Sua primeira tática foi traçada ainda nas eliminatórias para a prova. Zanetti fez questão de se classificar na décima posição – podendo assim se apresentar por último na final. Na visão do brasileiro, essa estratégia colocaria mais pressão em seus concorrentes do que nele próprio.

"Foi uma estratégia que eu e o meu técnico fizemos na classificatória para não se classificar em primeiro, porque o primeiro [na classificatória] seria o primeiro a se apresentar, e isso é ruim. Resolvemos ficar um pouco mais para trás e acabamos pegando o quarto lugar [décimo no geral], que é o último a se apresentar. É excelente, eu adoro", disse Zanetti.

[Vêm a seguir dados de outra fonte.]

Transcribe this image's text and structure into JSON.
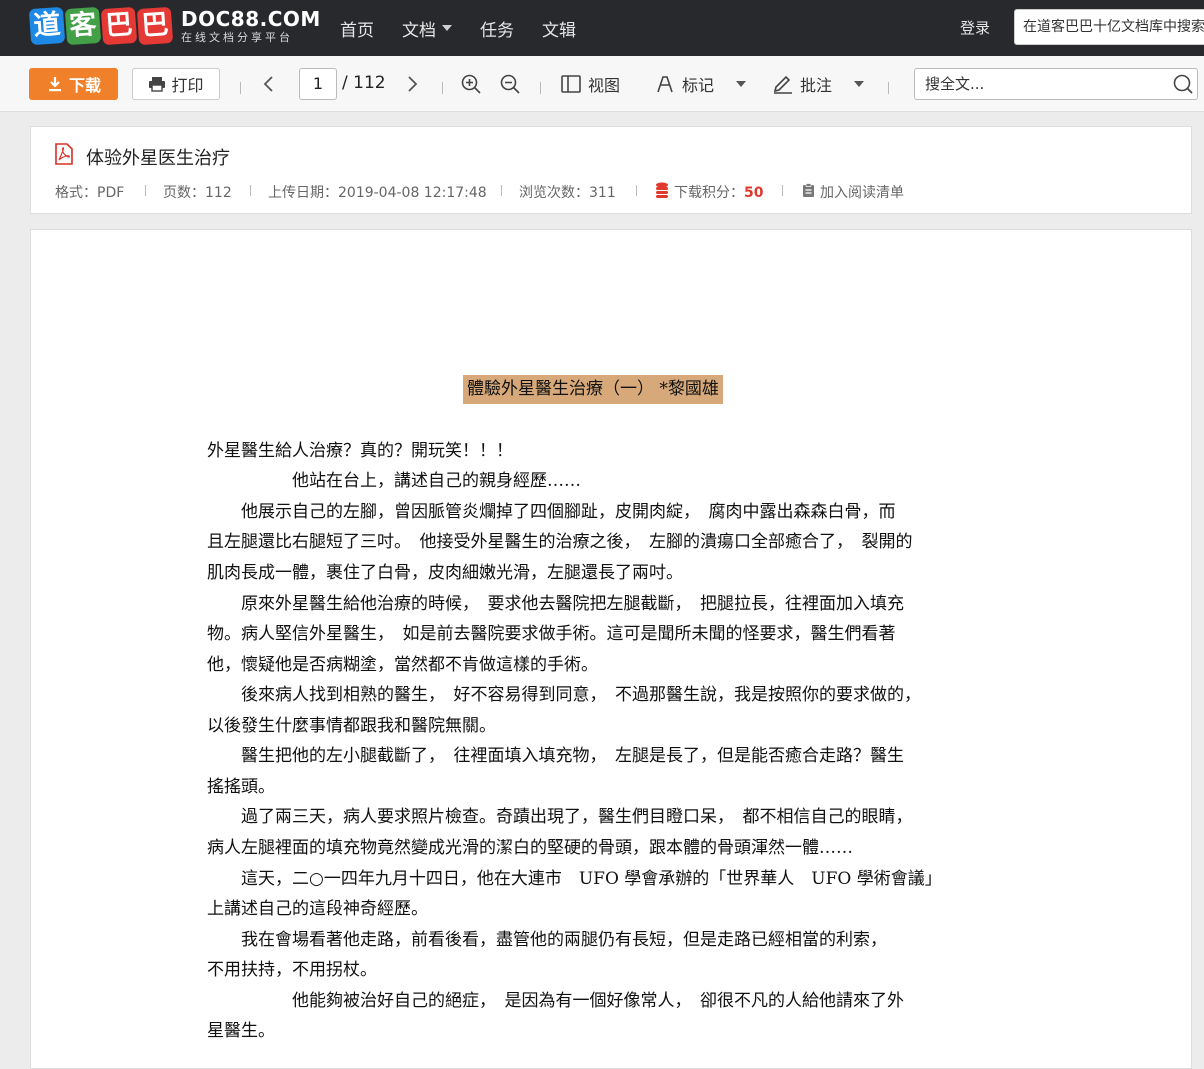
{
  "header": {
    "logo_chars": [
      {
        "char": "道",
        "color": "#1e88e5"
      },
      {
        "char": "客",
        "color": "#43a047"
      },
      {
        "char": "巴",
        "color": "#e53935"
      },
      {
        "char": "巴",
        "color": "#e53935"
      }
    ],
    "brand_title": "DOC88.COM",
    "brand_subtitle": "在线文档分享平台",
    "nav": [
      "首页",
      "文档",
      "任务",
      "文辑"
    ],
    "login": "登录",
    "search_placeholder": "在道客巴巴十亿文档库中搜索"
  },
  "toolbar": {
    "download": "下载",
    "print": "打印",
    "current_page": "1",
    "total_pages": "/ 112",
    "view": "视图",
    "mark": "标记",
    "annotate": "批注",
    "search_placeholder": "搜全文..."
  },
  "doc_info": {
    "title": "体验外星医生治疗",
    "format": "格式：PDF",
    "pages": "页数：112",
    "upload_date": "上传日期：2019-04-08 12:17:48",
    "views": "浏览次数：311",
    "points_label": "下载积分：",
    "points_value": "50",
    "add_reading": "加入阅读清单"
  },
  "colors": {
    "accent_orange": "#f0802a",
    "points_red": "#e03a2f",
    "heading_highlight": "#d7a97a"
  },
  "document": {
    "heading": "體驗外星醫生治療（一）  *黎國雄",
    "lines": [
      "外星醫生給人治療？真的？開玩笑！！！",
      "　　　　　他站在台上，講述自己的親身經歷……",
      "　　他展示自己的左腳，曾因脈管炎爛掉了四個腳趾，皮開肉綻，　腐肉中露出森森白骨，而",
      "且左腿還比右腿短了三吋。　他接受外星醫生的治療之後，　左腳的潰瘍口全部癒合了，　裂開的",
      "肌肉長成一體，裹住了白骨，皮肉細嫩光滑，左腿還長了兩吋。",
      "　　原來外星醫生給他治療的時候，　要求他去醫院把左腿截斷，　把腿拉長，往裡面加入填充",
      "物。病人堅信外星醫生，　如是前去醫院要求做手術。這可是聞所未聞的怪要求，醫生們看著",
      "他，懷疑他是否病糊塗，當然都不肯做這樣的手術。",
      "　　後來病人找到相熟的醫生，　好不容易得到同意，　不過那醫生說，我是按照你的要求做的，",
      "以後發生什麼事情都跟我和醫院無關。",
      "　　醫生把他的左小腿截斷了，　往裡面填入填充物，　左腿是長了，但是能否癒合走路？醫生",
      "搖搖頭。",
      "　　過了兩三天，病人要求照片檢查。奇蹟出現了，醫生們目瞪口呆，　都不相信自己的眼睛，",
      "病人左腿裡面的填充物竟然變成光滑的潔白的堅硬的骨頭，跟本體的骨頭渾然一體……",
      "　　這天，二○一四年九月十四日，他在大連市　UFO 學會承辦的「世界華人　UFO 學術會議」",
      "上講述自己的這段神奇經歷。",
      "　　我在會場看著他走路，前看後看，盡管他的兩腿仍有長短，但是走路已經相當的利索，",
      "不用扶持，不用拐杖。",
      "　　　　　他能夠被治好自己的絕症，　是因為有一個好像常人，　卻很不凡的人給他請來了外",
      "星醫生。"
    ]
  }
}
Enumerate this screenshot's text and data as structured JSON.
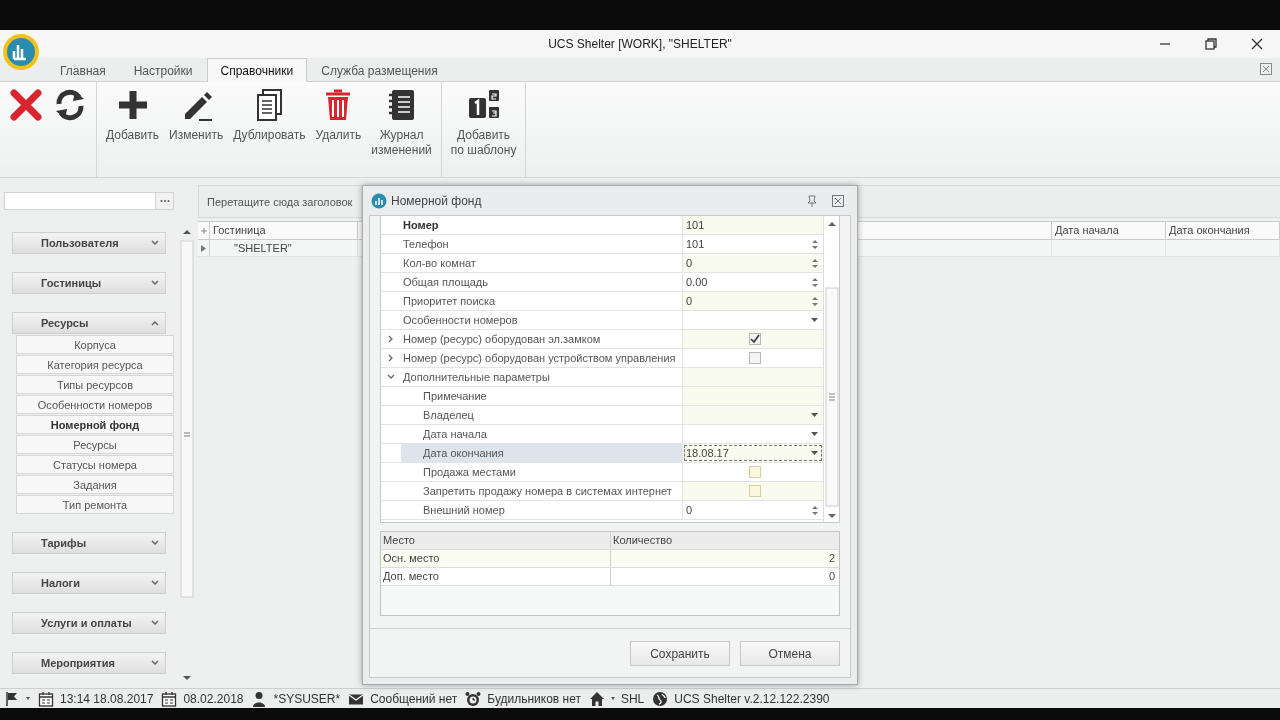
{
  "window": {
    "title": "UCS Shelter [WORK], \"SHELTER\""
  },
  "tabs": [
    {
      "label": "Главная",
      "selected": false
    },
    {
      "label": "Настройки",
      "selected": false
    },
    {
      "label": "Справочники",
      "selected": true
    },
    {
      "label": "Служба размещения",
      "selected": false
    }
  ],
  "toolbar": {
    "groups": [
      {
        "buttons": [
          {
            "kind": "close"
          },
          {
            "kind": "refresh"
          }
        ]
      },
      {
        "buttons": [
          {
            "kind": "add",
            "label": "Добавить"
          },
          {
            "kind": "edit",
            "label": "Изменить"
          },
          {
            "kind": "duplicate",
            "label": "Дублировать"
          },
          {
            "kind": "delete",
            "label": "Удалить"
          },
          {
            "kind": "journal",
            "label": "Журнал\nизменений"
          }
        ]
      },
      {
        "buttons": [
          {
            "kind": "template",
            "label": "Добавить\nпо шаблону"
          }
        ]
      }
    ]
  },
  "sidebar": {
    "groups": [
      {
        "label": "Пользователя",
        "expanded": false
      },
      {
        "label": "Гостиницы",
        "expanded": false
      },
      {
        "label": "Ресурсы",
        "expanded": true,
        "items": [
          {
            "label": "Корпуса",
            "selected": false
          },
          {
            "label": "Категория ресурса",
            "selected": false
          },
          {
            "label": "Типы ресурсов",
            "selected": false
          },
          {
            "label": "Особенности номеров",
            "selected": false
          },
          {
            "label": "Номерной фонд",
            "selected": true
          },
          {
            "label": "Ресурсы",
            "selected": false
          },
          {
            "label": "Статусы номера",
            "selected": false
          },
          {
            "label": "Задания",
            "selected": false
          },
          {
            "label": "Тип ремонта",
            "selected": false
          }
        ]
      },
      {
        "label": "Тарифы",
        "expanded": false
      },
      {
        "label": "Налоги",
        "expanded": false
      },
      {
        "label": "Услуги и оплаты",
        "expanded": false
      },
      {
        "label": "Мероприятия",
        "expanded": false
      }
    ]
  },
  "grid": {
    "group_panel_hint": "Перетащите сюда заголовок",
    "columns": [
      "Гостиница",
      "Дата начала",
      "Дата окончания"
    ],
    "rows": [
      {
        "cells": [
          "\"SHELTER\""
        ]
      }
    ]
  },
  "dialog": {
    "title": "Номерной фонд",
    "properties": [
      {
        "label": "Номер",
        "kind": "text",
        "value": "101",
        "bold": true,
        "selected": false
      },
      {
        "label": "Телефон",
        "kind": "spin",
        "value": "101",
        "selected": false
      },
      {
        "label": "Кол-во комнат",
        "kind": "spin",
        "value": "0",
        "selected": false
      },
      {
        "label": "Общая площадь",
        "kind": "spin",
        "value": "0.00",
        "selected": false
      },
      {
        "label": "Приоритет поиска",
        "kind": "spin",
        "value": "0",
        "selected": false
      },
      {
        "label": "Особенности номеров",
        "kind": "dropdown",
        "selected": false
      },
      {
        "label": "Номер (ресурс) оборудован эл.замком",
        "kind": "checkbox",
        "checked": true,
        "expanded": false,
        "selected": false
      },
      {
        "label": "Номер (ресурс) оборудован устройством управления",
        "kind": "checkbox",
        "checked": false,
        "expanded": false,
        "selected": false
      },
      {
        "label": "Дополнительные параметры",
        "kind": "group",
        "expanded": true,
        "selected": false,
        "children": [
          {
            "label": "Примечание",
            "kind": "text",
            "selected": false
          },
          {
            "label": "Владелец",
            "kind": "dropdown",
            "selected": false
          },
          {
            "label": "Дата начала",
            "kind": "dropdown",
            "selected": false
          },
          {
            "label": "Дата окончания",
            "kind": "dropdown",
            "value": "18.08.17",
            "selected": true
          },
          {
            "label": "Продажа местами",
            "kind": "checkbox",
            "checked": false,
            "selected": false
          },
          {
            "label": "Запретить продажу номера в системах интернет",
            "kind": "checkbox",
            "checked": false,
            "selected": false
          },
          {
            "label": "Внешний номер",
            "kind": "spin",
            "value": "0",
            "selected": false
          }
        ]
      }
    ],
    "seats_table": {
      "columns": [
        "Место",
        "Количество"
      ],
      "rows": [
        [
          "Осн. место",
          "2"
        ],
        [
          "Доп. место",
          "0"
        ]
      ]
    },
    "buttons": [
      "Сохранить",
      "Отмена"
    ]
  },
  "status_bar": [
    {
      "kind": "flag",
      "caret": true
    },
    {
      "kind": "calendar",
      "text": "13:14 18.08.2017"
    },
    {
      "kind": "calendar",
      "text": "08.02.2018"
    },
    {
      "kind": "user",
      "text": "*SYSUSER*"
    },
    {
      "kind": "mail",
      "text": "Сообщений нет"
    },
    {
      "kind": "alarm",
      "text": "Будильников нет"
    },
    {
      "kind": "home",
      "caret": true,
      "text": "SHL"
    },
    {
      "kind": "globe",
      "text": "UCS Shelter v.2.12.122.2390"
    }
  ]
}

"Passam todos os ginastas na frente, os árbitros já vão pegando as diferenças de um para outro, e por isso acaba sendo melhor para o último, eu acho."

A segunda estratégia de Zanetti foi concentração total. Durante a final, ele sequer assistiu à rotina de seus adversários e preferiu se concentrar na área de aquecimento.

"Eu não fiquei vendo a série deles. Não prestei atenção. Só fiquei prestando atenção na minha série, e me mantendo calmo para fazer uma série excelente."

‘Senhor dos Anéis’

O primeiro a se apresentar foi o favorito, o chinês Chen Yibing, que é tetracampeão mundial e foi medalhista de ouro nas argolas em Pequim, onde é conhecido como "Senhor dos Anéis". Apesar de uma lesão recente no joelho, Chen mostrou-se muito confiante durante toda a apresentação. Após uma bela saída, foi ovacionado no estádio e fez o gesto de "número um" para o público.

Obteve nota de 15,8 e permaneceu no topo do placar durante toda a competição, até a apresentação de Zanetti. Logo em seguida, o italiano Matteo Morandi e o russo Alexandr Balandin marcaram notas de 15,733 e 15,666, respectivamente.

Calmo, Zanetti subiu às argolas e executou sua rotina com facilidade e teve saída quase perfeita. Obteve a mesma nota de dificuldade de Yibing e de Matteo, mas foi melhor na execução: 9,1, contra 9 de Yibing e 8,9 de Morandi. Mesmo antes da divulgação da nota do brasileiro, o telão do estádio revelou a feição preocupada do chinês.

Quando a nota final de Zanetti – 15,9 – foi divulgada, o estádio aplaudiu de pé o ginasta.

Chen revelou posteriormente que chegou mais bem preparado a Londres 2012 do que em Pequim 2008, quando foi medalhista de ouro. Apesar de sua grande confiança em um bom resultado, não gostou da nota que recebeu, mas fez questão de elogiar o brasileiro.

"Eu fiz meu melhor, para o que treinei. Quando saiu a nota, fiquei um pouco decepcionado, porque vi que podia ser melhor. Tenho que parabenizá-lo [Zanetti], porque ele é excelente", disse Chen.

Pressão psicológica

Já Zanetti se disse satisfeito com seu desempenho, e revelou que, apesar de não observar a rotina de seus adversários, estava ciente das notas que estavam saindo.

"Quando olhei a nota dele [Chen Yibign], pensei que não é impossível. Vai ser muito difícil, mas não é impossível. E na hora certa a minha concentração veio", disse Zanetti.

"Eu gostei de todos os elementos que fiz. Elemento por elemento. Foram muito bons. Principalmente o primeiro e o segundo que são os mais difíceis e senti uma facilidade, acho que pela adrenalina também. Acabou saindo até mais fácil e acho que a série inteira foi do meu agrado", disse Zanetti.

Perguntado sobre como superou a pressão de estar em uma Olimpíada, em comparação com colegas de ginástica que não chegaram às finais, como Daiane dos Santos e Diego Hypólito, Zanetti disse que torceu pelos colegas, mas que não sabe avaliar o que houve com cada um.

"Eu trabalhei muito o psicológico para aguentar uma final olímpica. Não é fácil. Não sei se outros atletas que tinham a oportunidade de ser medalhistas e não conseguiram, não sei se foi por falta de trabalho psicológico ou de treino. Eu sei de mim. Eu trabalhei muito o psicológico para aguentar essa pressão na hora e suportei bem."